Anyway, there's a narrator who pops on- and off-stage. I'm back to my Charlotte's Web, wondering if I could use a narrator to simulate that function that appears in E.B.White's prose. In Sondheim's play, the narrator pops out stage left or right, dressed like a contemporary older man, casual business style. Everyone else is in their fairytale costume. How, I wonder, might this work in my Charlotte's Web.
The other note I've made is about the cow. 
Charlotte's Web, of course, is full of animals. The one certainty I have about my adaptation is that the animals CANNOT be mascots. That is, they must be able to move like real animals, live the lifestyle of real animals, submit to the destiny of real animals. But they're played by human actors. So what do they wear, what do they look like? I know I will find a designer to answer these questions, but for now, Into the Woods presents a useful notion via the cow.
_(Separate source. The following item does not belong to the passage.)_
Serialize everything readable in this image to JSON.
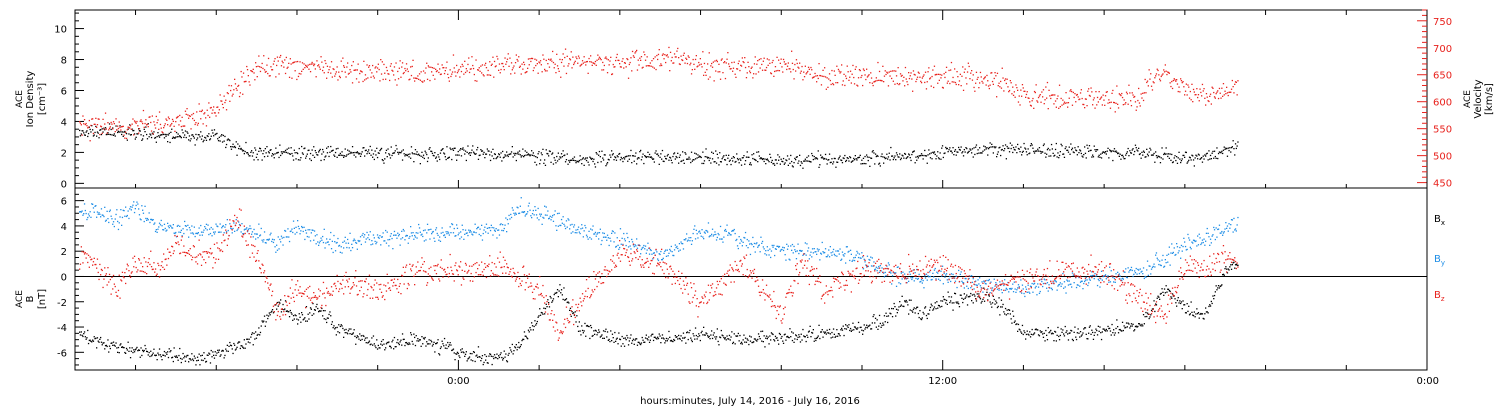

The cow, about the size of a real calf, is a rigid creature, milky white in colour. Little attempt at naturalism with this design. When the cow must move, it is pushed forward or backward on its teflon-coated (I'm assuming) feet. If the movement must be quicker, the actor can simply grab the suitcase-like handle fixed to the creature's spine and carry it away. This gets a laugh from the audience. But not enough to take them out of the story. That business-casual narrator is like that too. It's a bit of a cheesy choice, but it's not overdone and it works.
A lot of things can be done. A lot of things work, though the abyss is ever at hand. The thrill, the challenge, is to risk and find solutions.